Stenting a Good Option for Left Main Heart Artery

ByABC News
August 19, 2009, 8:20 PM

Aug. 20 -- WEDNESDAY, Aug. 19 (HealthDay News) -- Twelve-year data on treatment of blockage of the left main heart artery indicate that using a drug-coated stent is an effective alternative to bypass surgery, doctors report.

The study of 314 people who underwent the procedure between 1997 and 2008 in Poland supports the findings of a large European trial, which found no difference in the death rate between bypass surgery and angioplasty for the condition, according to a report published online Aug. 19 and in an upcoming print issue of the Journal of the American College of Cardiology by a group of physicians from Poland and the United States.

While no more than 5 percent of cases of coronary artery disease involve the left main artery, there has been controversy about the best treatment, in part because the vessel supplies blood to two-thirds of the heart muscle.

"In the earliest days, it was found that surgical revascularization [restoration of blood flow] prolonged survival," said Dr. David R. Holmes, the Scripps professor of medicine at the Mayo Graduate School of Medicine, and a participant in the earlier European trial.

While the left main vessel is an easy target for insertion of a balloon that is expanded to widen the artery, concerns that the procedure would not prevent the artery from closing again limited its use, Holmes said.

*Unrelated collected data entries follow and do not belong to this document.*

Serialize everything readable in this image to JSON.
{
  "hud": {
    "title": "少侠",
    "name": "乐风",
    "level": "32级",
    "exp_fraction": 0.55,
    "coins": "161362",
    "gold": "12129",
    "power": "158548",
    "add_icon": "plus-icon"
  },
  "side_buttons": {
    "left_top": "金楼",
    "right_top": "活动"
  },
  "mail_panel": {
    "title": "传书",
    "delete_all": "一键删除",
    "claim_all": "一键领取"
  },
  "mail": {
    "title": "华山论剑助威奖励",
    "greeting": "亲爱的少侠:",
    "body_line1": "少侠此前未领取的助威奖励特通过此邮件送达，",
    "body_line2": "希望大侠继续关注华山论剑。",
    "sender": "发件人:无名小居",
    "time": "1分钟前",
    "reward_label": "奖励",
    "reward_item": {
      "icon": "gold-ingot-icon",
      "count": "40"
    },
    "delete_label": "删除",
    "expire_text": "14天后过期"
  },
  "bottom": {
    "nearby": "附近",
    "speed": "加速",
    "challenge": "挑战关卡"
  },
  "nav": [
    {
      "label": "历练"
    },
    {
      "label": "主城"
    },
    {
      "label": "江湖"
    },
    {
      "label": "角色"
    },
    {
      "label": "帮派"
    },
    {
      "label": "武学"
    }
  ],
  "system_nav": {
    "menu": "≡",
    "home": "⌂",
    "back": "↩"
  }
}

But the arrival of stents -- thin metal tubes that help keep the artery open -- and then of stents coated with drugs to prevent clotting, made the procedure more feasible, he said.

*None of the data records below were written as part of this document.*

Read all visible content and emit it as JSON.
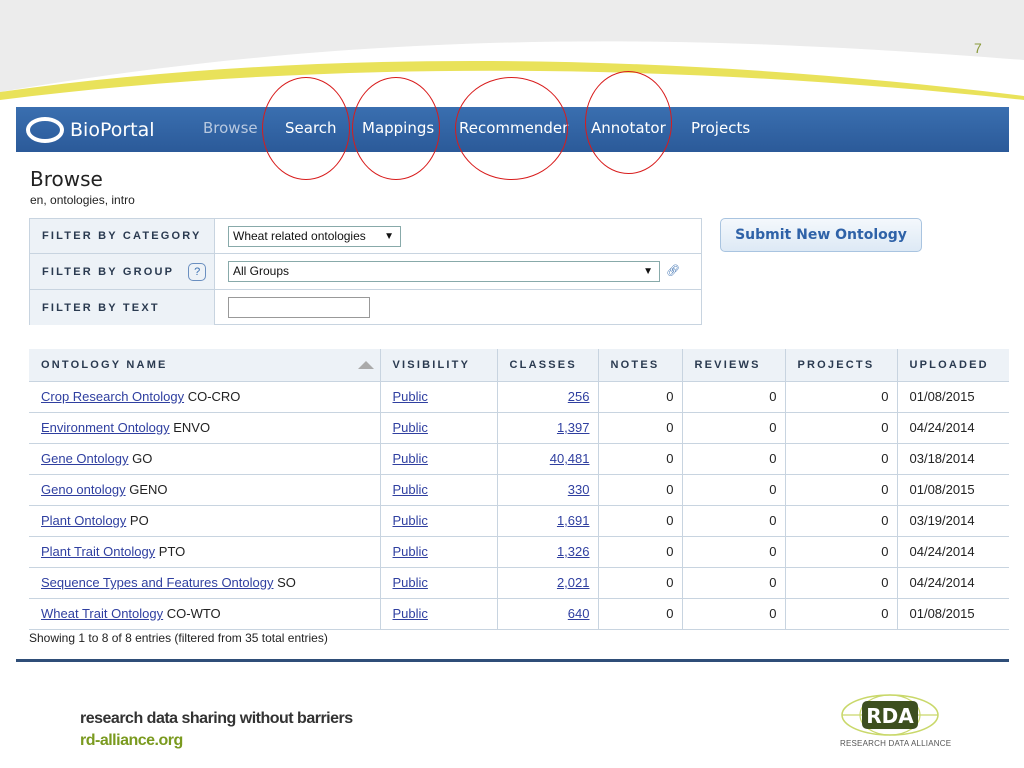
{
  "slide": {
    "number": "7"
  },
  "nav": {
    "logo": "BioPortal",
    "items": [
      {
        "label": "Browse",
        "active": true
      },
      {
        "label": "Search"
      },
      {
        "label": "Mappings"
      },
      {
        "label": "Recommender"
      },
      {
        "label": "Annotator"
      },
      {
        "label": "Projects"
      }
    ]
  },
  "page": {
    "title": "Browse",
    "subtitle": "en, ontologies, intro"
  },
  "filters": {
    "category_label": "FILTER BY CATEGORY",
    "category_value": "Wheat related ontologies",
    "group_label": "FILTER BY GROUP",
    "group_help": "?",
    "group_value": "All Groups",
    "text_label": "FILTER BY TEXT",
    "text_value": ""
  },
  "submit_button": "Submit New Ontology",
  "table": {
    "headers": [
      "ONTOLOGY NAME",
      "VISIBILITY",
      "CLASSES",
      "NOTES",
      "REVIEWS",
      "PROJECTS",
      "UPLOADED"
    ],
    "rows": [
      {
        "name": "Crop Research Ontology",
        "acronym": "CO-CRO",
        "visibility": "Public",
        "classes": "256",
        "notes": "0",
        "reviews": "0",
        "projects": "0",
        "uploaded": "01/08/2015"
      },
      {
        "name": "Environment Ontology",
        "acronym": "ENVO",
        "visibility": "Public",
        "classes": "1,397",
        "notes": "0",
        "reviews": "0",
        "projects": "0",
        "uploaded": "04/24/2014"
      },
      {
        "name": "Gene Ontology",
        "acronym": "GO",
        "visibility": "Public",
        "classes": "40,481",
        "notes": "0",
        "reviews": "0",
        "projects": "0",
        "uploaded": "03/18/2014"
      },
      {
        "name": "Geno ontology",
        "acronym": "GENO",
        "visibility": "Public",
        "classes": "330",
        "notes": "0",
        "reviews": "0",
        "projects": "0",
        "uploaded": "01/08/2015"
      },
      {
        "name": "Plant Ontology",
        "acronym": "PO",
        "visibility": "Public",
        "classes": "1,691",
        "notes": "0",
        "reviews": "0",
        "projects": "0",
        "uploaded": "03/19/2014"
      },
      {
        "name": "Plant Trait Ontology",
        "acronym": "PTO",
        "visibility": "Public",
        "classes": "1,326",
        "notes": "0",
        "reviews": "0",
        "projects": "0",
        "uploaded": "04/24/2014"
      },
      {
        "name": "Sequence Types and Features Ontology",
        "acronym": "SO",
        "visibility": "Public",
        "classes": "2,021",
        "notes": "0",
        "reviews": "0",
        "projects": "0",
        "uploaded": "04/24/2014"
      },
      {
        "name": "Wheat Trait Ontology",
        "acronym": "CO-WTO",
        "visibility": "Public",
        "classes": "640",
        "notes": "0",
        "reviews": "0",
        "projects": "0",
        "uploaded": "01/08/2015"
      }
    ],
    "summary": "Showing 1 to 8 of 8 entries (filtered from 35 total entries)"
  },
  "footer": {
    "tagline": "research data sharing without barriers",
    "url": "rd-alliance.org",
    "logo_text": "RDA",
    "logo_caption": "RESEARCH DATA ALLIANCE"
  },
  "colors": {
    "nav_blue": "#2b5a99",
    "link": "#2f3fa0",
    "annotation_red": "#d81c1c",
    "rda_green": "#7a9a1f"
  }
}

The SYNTAX study, sponsored by stent maker Boston Scientific Inc. and reported last year, found no difference in the mortality rate between people who had angioplasty and stent implants, and those who had bypass surgery.

"It showed that selected patients with left main disease could be treated with drug-eluting stents," Holmes said.

The newly reported study helps show that "in some patients, not a majority, angioplasty is a very satisfactory alternative to bypass surgery," Holmes added.